Wright Allen stayed her order to allow an appeal, meaning nothing immediately changes for same-sex couples in the state, but it is still significant.

The suit was filed by two couples: Tim Bostic and Tony London, and Carol Schall and Mary Townley, a couple whose California marriage license did them no good in Virginia.

The couples were represented by Theodore Olson and David Boies, the bipartisan attorney pair known for winning the 2013 case that restored gay marriage in California.

Wright Allen began her opinion with an excerpt from Mildred Loving’s "Loving for All." Loving, a black woman, was banished from Virginia for marrying a white man.

She brought her case to the Supreme Court, leading to the end of state miscegenation laws. The judge concluded with a salute to President Abraham Lincoln:

"Almost one hundred and fifty four years ago, Abraham Lincoln approached the cataclysmic rending of our nation over a struggle for other freedoms."

That rending, she wrote, "would take his own life and the lives of hundreds of thousands of others," but in fulfilling his mission, he determined:

"It can not have failed to strike you that these men ask for just… the same thing – fairness, and fairness only. This so far as in my power, they, and all others, shall have."

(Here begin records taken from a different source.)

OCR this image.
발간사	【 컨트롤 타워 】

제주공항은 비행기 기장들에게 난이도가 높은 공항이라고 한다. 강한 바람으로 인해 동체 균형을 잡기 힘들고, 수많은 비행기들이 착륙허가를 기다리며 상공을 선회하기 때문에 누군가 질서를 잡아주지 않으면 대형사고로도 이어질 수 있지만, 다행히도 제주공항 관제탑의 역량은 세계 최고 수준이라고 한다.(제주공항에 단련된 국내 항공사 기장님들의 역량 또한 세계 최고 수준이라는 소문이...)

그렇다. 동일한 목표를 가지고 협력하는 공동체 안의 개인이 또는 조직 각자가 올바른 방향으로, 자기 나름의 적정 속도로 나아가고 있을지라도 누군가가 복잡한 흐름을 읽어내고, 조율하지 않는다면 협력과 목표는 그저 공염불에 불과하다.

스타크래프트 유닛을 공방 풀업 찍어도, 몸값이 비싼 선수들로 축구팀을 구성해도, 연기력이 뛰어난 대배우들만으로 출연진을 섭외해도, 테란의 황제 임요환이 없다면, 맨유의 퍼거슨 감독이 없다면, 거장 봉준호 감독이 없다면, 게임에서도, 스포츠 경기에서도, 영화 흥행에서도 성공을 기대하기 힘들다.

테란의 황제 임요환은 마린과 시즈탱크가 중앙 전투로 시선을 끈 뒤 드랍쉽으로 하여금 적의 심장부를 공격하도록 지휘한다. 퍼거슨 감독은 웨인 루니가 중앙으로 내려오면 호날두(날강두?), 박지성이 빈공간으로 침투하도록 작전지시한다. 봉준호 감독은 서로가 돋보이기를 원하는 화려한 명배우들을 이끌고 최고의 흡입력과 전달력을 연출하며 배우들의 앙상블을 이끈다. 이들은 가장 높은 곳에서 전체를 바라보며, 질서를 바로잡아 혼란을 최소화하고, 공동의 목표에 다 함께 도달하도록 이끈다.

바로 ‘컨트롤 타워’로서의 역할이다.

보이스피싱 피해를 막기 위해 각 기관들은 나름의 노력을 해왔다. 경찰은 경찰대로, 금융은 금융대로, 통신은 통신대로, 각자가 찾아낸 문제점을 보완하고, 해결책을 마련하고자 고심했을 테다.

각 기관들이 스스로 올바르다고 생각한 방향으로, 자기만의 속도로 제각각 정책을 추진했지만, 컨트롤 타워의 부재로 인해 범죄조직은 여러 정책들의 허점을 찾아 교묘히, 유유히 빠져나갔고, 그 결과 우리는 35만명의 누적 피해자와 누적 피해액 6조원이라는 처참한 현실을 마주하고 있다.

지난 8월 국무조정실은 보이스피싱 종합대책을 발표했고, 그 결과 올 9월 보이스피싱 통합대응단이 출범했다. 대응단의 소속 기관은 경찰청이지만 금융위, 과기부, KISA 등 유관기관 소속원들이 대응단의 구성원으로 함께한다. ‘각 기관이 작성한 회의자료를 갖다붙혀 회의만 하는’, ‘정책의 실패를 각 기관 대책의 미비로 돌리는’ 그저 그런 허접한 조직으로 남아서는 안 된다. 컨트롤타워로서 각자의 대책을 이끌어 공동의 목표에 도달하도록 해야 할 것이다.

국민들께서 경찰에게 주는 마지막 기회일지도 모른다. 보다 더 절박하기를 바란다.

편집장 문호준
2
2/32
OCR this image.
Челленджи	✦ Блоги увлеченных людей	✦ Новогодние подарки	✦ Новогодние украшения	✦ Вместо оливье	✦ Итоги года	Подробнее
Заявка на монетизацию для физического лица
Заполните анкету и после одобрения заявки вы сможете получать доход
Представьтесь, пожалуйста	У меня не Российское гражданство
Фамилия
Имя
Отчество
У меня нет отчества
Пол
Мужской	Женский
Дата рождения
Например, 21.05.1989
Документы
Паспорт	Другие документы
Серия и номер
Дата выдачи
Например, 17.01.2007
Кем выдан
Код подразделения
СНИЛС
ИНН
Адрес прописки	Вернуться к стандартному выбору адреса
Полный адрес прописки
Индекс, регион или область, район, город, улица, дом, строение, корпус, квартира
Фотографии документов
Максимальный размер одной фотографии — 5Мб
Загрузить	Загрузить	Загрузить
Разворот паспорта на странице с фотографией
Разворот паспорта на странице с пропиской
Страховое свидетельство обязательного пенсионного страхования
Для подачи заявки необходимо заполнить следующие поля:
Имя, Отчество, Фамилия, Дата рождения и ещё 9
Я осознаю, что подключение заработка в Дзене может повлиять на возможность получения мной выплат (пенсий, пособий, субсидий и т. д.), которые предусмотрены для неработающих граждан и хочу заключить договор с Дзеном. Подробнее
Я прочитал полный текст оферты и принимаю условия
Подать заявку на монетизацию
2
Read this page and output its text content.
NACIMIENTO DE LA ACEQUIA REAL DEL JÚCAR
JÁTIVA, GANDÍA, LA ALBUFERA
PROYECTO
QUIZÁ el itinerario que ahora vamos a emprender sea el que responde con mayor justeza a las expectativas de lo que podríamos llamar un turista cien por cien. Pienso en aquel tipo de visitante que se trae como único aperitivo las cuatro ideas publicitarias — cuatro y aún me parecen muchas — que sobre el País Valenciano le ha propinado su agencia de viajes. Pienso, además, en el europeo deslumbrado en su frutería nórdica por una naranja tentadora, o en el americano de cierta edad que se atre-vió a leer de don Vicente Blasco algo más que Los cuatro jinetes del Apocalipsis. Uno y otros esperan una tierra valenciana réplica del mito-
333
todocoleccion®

"The men and women, and the children too, whose voices join in noble harmony with plaintiffs today, also ask for fairness, and fairness only."

"This, so far as it is in this Court’s power, they and all others shall have."

Meanwhile, a judge in Kentucky ruled Wednesday that the state must recognize same-sex marriages performed in other states, another surprising decision.

It did not rule on the constitutionality of same-sex marriages inside the state. The Virginia judge’s ruling also follows similar decisions in Utah and Oklahoma federal courts.

Beginning with Massachusetts in 2004, 17 states and D.C. now allow gay marriage rights, most of them clustered in the Northeast part of the country.

None are in the old Confederacy, unless/until the Virginia decision is upheld.